What is a word, the word “love” for instance? It is standardly described as an elementary unit of language that combines sound and meaning. Yes, but a word so understood is an abstraction without causal powers. Only concrete uses of the word “love” have causes and effects: An utterance of the word has, among its causes, mental processes in a speaker and, among its effects, mental processes in a listener (not to mention hormonal and other bio-chemical processes). This speech event is causally linked, on another time scale, to earlier similar events from which the speaker and listener acquired their ability to produce and interpret “love” the way they do. The word endures and changes in a linguistic community through all these episodes of acquisition and use.
So, the word “love” can be studied as a population of causally related events taking place inside people and in their shared environment, a population of billions and billions of such events, each occurring in a different context, each conveying a meaning appropriate at that instant, and all nevertheless causally related. Scholarly or lay discussions about the word “love” and its meaning are themselves a population of mental and public meta-linguistic events evolving on the margins of the “love” population.

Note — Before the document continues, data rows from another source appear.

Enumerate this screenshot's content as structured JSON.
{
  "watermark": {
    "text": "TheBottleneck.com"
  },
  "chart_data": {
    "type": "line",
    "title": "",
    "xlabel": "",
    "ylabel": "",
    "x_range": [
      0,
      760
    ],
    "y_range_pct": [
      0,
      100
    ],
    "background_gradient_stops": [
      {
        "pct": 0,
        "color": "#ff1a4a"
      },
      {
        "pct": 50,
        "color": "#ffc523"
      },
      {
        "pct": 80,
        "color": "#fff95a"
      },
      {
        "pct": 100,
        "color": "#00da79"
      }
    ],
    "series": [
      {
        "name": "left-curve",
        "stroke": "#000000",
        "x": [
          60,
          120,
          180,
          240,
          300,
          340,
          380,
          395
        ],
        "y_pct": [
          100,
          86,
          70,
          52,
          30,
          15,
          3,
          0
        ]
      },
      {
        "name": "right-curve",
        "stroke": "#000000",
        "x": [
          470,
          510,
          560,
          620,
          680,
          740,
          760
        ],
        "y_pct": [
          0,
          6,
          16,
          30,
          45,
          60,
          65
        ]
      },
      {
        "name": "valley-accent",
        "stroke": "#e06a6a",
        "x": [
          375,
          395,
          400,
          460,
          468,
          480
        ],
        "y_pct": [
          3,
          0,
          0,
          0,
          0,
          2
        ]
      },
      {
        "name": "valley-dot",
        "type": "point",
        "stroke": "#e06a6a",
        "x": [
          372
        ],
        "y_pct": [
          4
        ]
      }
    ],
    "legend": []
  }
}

All words can similarly be thought of not, or not just, as abstract units of language, but as populations of mental and public events.
What is a dance? Take tango. There are passionate arguments about the true character of tango. From a populationist perspective, tango should be thought of as a population of events of producing tango music, listening and dancing to it, watching others dance, commenting, and discussing the music and the dance, a population that originated in the 1880s in Argentina and spread around the world. The real question is not what is a true tango, but how attributions or denials of authenticity evolve on the margins of this population of acoustic, bodily, mental, and social “tango” events. All culturally identified dances can be thought of as populations in the same way.
What is a law? Take the United States Constitution. It is commonly thought of as a text or, more accurately, since it has been repeatedly amended, as a text with several successive versions. Each version has millions of paper and now electronic copies. Each article and amendment has been interpreted on countless occasions in a variety of ways. Many of these interpretations have been quoted again and again, and reinterpreted, and their reinterpretations reinterpreted in turn. Articles, amendments, and interpretations have been invoked in a variety situations. In other words, there is a population the members of which are all these objects and events in the environment plus all the relevant mental representations and processes in the brain of the people who have produced, interpreted, invoked or otherwise considered versions and bits of the Constitution. All the historical effects of the Constitution have been produced by members of this population of material things and not by the Constitution considered in the abstract. The Constitution, then, can usefully be thought of as a population, and so can all laws.
Population thinking is itself a population of mental and public things. Philosophers’ discussions of what population thinking really is are members of this population. So is the text you just read, and so is your reading of it.